8 Nisan 2016 Cuma

SAPANCA - KUZULUK KAPICALARI - ABANT - GÖYNÜK - ÇUBUK GÖLÜ - TARAKLI

Selamlar, sevgiler, saygılar... Bu sene İstanbul'dan uzaklaşıp OH BEE diyeceğimiz bir gezi ile başlıyoruz yolculuğumuza. Eşyalarımızı toparlayıp yola çıkıyoruz. Beni tanıyanlar bilir gideceğim yere direk gitmek huyum değildir. Mutlaka yol üzerinde uğranacak bir yerler bakarım. İstanbul'a 1.5 saat uzaklıkta olan ve defalarca yanından geçmiş olmama rağmen hiç uğramadığım SAPANCA ile rotamızı başlatıyoruz.

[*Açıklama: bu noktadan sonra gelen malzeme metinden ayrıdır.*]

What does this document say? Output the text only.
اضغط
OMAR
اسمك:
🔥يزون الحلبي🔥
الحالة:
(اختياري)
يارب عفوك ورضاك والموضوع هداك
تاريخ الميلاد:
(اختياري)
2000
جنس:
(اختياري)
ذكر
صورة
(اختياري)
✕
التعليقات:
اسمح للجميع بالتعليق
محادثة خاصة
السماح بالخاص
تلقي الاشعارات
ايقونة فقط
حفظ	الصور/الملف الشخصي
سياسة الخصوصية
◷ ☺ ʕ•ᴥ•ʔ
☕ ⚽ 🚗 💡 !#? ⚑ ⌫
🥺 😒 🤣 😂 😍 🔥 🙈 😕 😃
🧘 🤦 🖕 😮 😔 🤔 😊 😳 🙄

İşin açıkcası buraya gelirken beklentilerim daha çoktu. Mart ayında gitmiş olmamızdan sebep sezon açılmadığı için bizim Maltepe sahilini andıran bir görünümdeydi Sapanca gölü.

Pekte uzun olmayan sahil yolu boyunca hediyelik eşya satan dükkanlar ve cafe restorantlar mevcuttu. Mart ayı olmasına rağmen yinede kalabalık denecek kadar kişi vardı Sapanca gölünde .


Başladık göl kenarındaki sahil yolunu turlamaya. Cancağızımla bir öz çekimimizde olsun değil mi :)


Az ileride sapancı baba diye bir efsaneden söz eden heykeller vardı. 
Kızım Defne üşümüş ve uykusu gelmiş bir şekilde poz verdi.


Sıra sıra dizilmiş restorantlardan birine girip hem biraz ısındık hemde kızımın en çok sevdiği içecek olan ayran ile gözleme yedik. (3 Ayran + 3 gözleme 21 TL)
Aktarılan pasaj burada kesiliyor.